Codes fronting mowing bill for neglected homes
City tax dollars are being put into paying companies to mow lawns of properties abandoned by their owners.
The average cost to the city Bureau of Codes to hire land maintenance companies per year is $13,000, according to Joseph Gerardi, city codes administrator.
He informed the city blighted properties review board about the cost Tuesday. Gerardi said he’d rather have to purchase the land and make something taxable from it.
The board, including Phil Preziosi, chairman, and city Councilman Joel Henderson, who sat in, were interested in an update on an article that appeared Tuesday in the Sun-Gazette.

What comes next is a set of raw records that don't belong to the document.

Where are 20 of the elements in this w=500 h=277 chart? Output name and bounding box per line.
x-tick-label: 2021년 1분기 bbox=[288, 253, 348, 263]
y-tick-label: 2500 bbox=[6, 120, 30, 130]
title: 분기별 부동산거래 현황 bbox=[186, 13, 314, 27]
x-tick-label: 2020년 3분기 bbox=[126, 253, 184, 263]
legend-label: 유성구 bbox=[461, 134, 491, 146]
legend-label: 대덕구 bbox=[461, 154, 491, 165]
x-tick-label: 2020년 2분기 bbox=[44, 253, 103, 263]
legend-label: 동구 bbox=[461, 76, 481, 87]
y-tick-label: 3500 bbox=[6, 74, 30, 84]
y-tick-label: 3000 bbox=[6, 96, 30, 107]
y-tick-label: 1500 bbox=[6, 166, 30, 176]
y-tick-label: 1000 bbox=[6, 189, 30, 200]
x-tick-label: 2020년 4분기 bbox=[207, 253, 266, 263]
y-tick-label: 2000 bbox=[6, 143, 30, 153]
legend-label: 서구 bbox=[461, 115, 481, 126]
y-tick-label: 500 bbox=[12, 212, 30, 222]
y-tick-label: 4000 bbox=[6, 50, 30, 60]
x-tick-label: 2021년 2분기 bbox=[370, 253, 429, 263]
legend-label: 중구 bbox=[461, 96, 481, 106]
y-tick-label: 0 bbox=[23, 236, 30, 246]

The codes department is working closely with constables who will be serving arrest warrants on landlords and property owners who refuse to pay building code violations and don’t answer the codes officials’ attempts to repair blight after one year or more.
Some on the list of 12 have brushed off Gerardi and others since 2004.
Gerardi said at least two of those on a list of a dozen released publicly Tuesday called him after seeing the article.
“They won’t be arrested,” he said, but they have agreed to work with codes on fixing up buildings.
Gerardi said besides arrests another means of getting blight removed is to go through the process of claiming the lien on the properties.
“Right now, I don’t have that money, and the money I have is going into maintaining properties, such as hiring people to mow them,” he said.
The department has $30,000 budgeted for a program called “Clean and Seal,” which allows for one demolition of a property per year and then can use funds for repairing a broken down property, Gerardi said.
Gerardi said while the dozen on the list are there, his department has reduced 188 properties blighted eight years ago down to a handful each year.
They included mostly residential properties, and very few commercial ones, he said.